Augsburg (dpa) – Der Deutsche Eishockey-Bund will in den Vertragsgesprächen mit Marco Sturm den Wünschen des Bundestrainers entgegenkommen. «Ich glaube auf alle Fälle, dass wir das erfüllen können. Es gibt keinen Kernpunkt, der zu einem Knackpunkt wird», sagte DEB-Präsident Franz Reindl am Rande des Deutschland Cups in Augsburg. «Die Forderungen, die er hat, was Nachwuchsmaßnahmen betrifft, die Betreuung der Nationalmannschaft, die Maßnahmen der Zukunft wie zum Beispiel die Etablierung einer U23-Mannschaft, sind ja super, das hilft uns ja allen.»

Nach der Rückkehr von Sturm aus Nordamerika sollen weitere Gespräche geführt werden. Der Coach fliegt am Dienstag zu einem Besuch der NHL-Spieler. «Vielleicht gelingt uns dann ein Weihnachtsgeschenk», sagte Reindl am Sonntag.

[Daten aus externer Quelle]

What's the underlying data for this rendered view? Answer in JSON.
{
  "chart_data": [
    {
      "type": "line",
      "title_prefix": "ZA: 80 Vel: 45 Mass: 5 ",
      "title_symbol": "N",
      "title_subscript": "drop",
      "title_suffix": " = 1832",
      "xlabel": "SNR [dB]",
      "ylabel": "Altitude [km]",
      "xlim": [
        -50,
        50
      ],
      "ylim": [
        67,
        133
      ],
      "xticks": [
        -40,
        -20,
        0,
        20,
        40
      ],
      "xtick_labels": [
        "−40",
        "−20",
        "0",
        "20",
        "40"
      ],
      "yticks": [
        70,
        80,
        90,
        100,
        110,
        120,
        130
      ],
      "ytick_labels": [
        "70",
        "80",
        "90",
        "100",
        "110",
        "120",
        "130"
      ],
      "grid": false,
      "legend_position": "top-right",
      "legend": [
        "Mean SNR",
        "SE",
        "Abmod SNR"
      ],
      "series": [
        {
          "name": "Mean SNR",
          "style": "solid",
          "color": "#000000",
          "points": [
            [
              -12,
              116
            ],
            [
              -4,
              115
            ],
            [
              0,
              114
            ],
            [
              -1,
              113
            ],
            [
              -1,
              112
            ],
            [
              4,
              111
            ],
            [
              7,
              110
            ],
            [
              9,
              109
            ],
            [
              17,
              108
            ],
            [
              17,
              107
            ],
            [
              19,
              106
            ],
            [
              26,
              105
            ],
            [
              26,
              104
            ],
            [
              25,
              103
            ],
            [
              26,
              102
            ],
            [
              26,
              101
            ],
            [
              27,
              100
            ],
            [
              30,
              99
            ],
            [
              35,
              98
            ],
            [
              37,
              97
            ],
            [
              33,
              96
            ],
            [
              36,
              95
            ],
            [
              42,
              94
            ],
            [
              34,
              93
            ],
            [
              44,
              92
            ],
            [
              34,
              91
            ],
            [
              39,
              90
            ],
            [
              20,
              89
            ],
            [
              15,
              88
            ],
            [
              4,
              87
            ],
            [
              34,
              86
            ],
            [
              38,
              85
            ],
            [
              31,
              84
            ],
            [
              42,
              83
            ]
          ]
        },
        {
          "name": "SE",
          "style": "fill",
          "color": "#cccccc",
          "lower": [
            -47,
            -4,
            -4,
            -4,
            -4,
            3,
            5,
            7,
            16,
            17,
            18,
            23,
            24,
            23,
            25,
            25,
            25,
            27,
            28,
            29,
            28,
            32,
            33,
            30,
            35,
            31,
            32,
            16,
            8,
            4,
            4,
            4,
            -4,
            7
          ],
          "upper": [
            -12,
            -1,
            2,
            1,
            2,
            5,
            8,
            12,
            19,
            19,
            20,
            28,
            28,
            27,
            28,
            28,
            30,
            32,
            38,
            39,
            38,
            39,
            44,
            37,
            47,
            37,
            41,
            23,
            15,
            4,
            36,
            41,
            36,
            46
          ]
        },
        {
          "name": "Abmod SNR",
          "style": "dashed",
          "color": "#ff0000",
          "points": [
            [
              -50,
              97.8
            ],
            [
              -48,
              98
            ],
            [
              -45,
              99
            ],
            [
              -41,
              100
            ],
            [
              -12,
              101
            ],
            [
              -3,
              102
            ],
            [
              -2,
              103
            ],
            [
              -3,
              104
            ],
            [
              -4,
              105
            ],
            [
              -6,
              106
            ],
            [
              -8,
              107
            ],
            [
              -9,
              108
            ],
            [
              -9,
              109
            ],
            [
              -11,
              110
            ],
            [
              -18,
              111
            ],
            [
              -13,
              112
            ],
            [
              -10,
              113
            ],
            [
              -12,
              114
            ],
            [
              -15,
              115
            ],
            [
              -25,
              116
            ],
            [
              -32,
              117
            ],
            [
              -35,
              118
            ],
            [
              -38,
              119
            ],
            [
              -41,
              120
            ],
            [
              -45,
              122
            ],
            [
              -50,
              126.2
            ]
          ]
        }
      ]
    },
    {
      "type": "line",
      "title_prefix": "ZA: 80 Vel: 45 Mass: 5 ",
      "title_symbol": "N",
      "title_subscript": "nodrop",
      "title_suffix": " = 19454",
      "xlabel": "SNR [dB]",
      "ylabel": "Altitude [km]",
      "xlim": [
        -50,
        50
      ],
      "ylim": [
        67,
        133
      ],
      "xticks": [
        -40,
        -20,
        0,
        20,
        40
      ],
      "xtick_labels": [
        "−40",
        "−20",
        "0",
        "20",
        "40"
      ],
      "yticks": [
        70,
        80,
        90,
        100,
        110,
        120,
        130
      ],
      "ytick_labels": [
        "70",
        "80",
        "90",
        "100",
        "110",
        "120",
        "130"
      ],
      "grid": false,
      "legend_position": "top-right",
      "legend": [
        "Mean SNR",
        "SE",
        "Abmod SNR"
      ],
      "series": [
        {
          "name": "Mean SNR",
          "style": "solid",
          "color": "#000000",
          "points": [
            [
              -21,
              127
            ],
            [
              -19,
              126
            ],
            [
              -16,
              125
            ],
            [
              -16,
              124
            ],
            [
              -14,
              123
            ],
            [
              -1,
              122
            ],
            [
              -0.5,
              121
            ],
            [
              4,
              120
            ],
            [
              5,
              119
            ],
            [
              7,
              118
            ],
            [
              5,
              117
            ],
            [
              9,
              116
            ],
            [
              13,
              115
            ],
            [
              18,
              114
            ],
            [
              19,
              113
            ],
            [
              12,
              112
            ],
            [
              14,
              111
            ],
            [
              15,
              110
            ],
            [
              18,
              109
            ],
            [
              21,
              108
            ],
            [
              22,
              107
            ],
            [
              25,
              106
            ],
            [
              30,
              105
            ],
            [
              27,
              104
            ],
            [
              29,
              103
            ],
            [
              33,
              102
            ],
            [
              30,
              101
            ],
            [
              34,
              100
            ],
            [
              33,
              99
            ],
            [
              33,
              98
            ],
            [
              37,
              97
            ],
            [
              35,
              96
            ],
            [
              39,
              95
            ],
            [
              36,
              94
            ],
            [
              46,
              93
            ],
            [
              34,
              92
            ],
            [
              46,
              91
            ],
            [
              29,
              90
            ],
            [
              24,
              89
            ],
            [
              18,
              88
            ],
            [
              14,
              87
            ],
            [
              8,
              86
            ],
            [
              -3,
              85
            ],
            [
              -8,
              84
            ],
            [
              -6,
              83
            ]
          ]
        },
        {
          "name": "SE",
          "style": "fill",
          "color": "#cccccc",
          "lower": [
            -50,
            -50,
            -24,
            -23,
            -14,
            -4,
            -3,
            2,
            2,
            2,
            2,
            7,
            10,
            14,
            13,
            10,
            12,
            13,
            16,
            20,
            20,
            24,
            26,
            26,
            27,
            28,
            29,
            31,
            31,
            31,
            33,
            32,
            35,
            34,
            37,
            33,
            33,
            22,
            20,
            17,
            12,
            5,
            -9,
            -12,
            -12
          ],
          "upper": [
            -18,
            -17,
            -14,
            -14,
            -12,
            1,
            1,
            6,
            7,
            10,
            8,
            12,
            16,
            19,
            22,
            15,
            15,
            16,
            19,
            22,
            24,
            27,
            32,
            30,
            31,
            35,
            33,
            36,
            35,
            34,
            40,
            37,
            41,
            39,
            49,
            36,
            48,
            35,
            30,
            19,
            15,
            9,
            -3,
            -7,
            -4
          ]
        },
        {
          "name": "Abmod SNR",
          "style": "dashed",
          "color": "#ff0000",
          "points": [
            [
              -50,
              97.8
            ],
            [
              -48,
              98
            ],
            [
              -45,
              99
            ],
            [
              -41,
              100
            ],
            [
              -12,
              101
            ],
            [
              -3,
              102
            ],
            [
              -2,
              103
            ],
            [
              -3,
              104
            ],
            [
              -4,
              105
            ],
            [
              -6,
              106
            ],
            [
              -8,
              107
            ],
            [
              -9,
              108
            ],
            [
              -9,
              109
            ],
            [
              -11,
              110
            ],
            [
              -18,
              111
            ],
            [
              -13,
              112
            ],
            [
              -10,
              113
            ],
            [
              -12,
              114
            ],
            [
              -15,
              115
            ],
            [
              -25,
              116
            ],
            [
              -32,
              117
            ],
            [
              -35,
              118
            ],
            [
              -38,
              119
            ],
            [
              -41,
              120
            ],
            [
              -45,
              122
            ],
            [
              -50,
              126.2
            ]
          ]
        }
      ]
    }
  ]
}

Zuvor hatte der 62-Jährige erklärt, die Gespräche bis Anfang Dezember beenden zu wollen. Sturm hatte in Augsburg gesagt, dass er keine Eile im Abschluss des neuen Vertrags sehe und der Verband seine Wünsche kenne. Sein Kontrakt läuft noch bis zum Sommer 2018.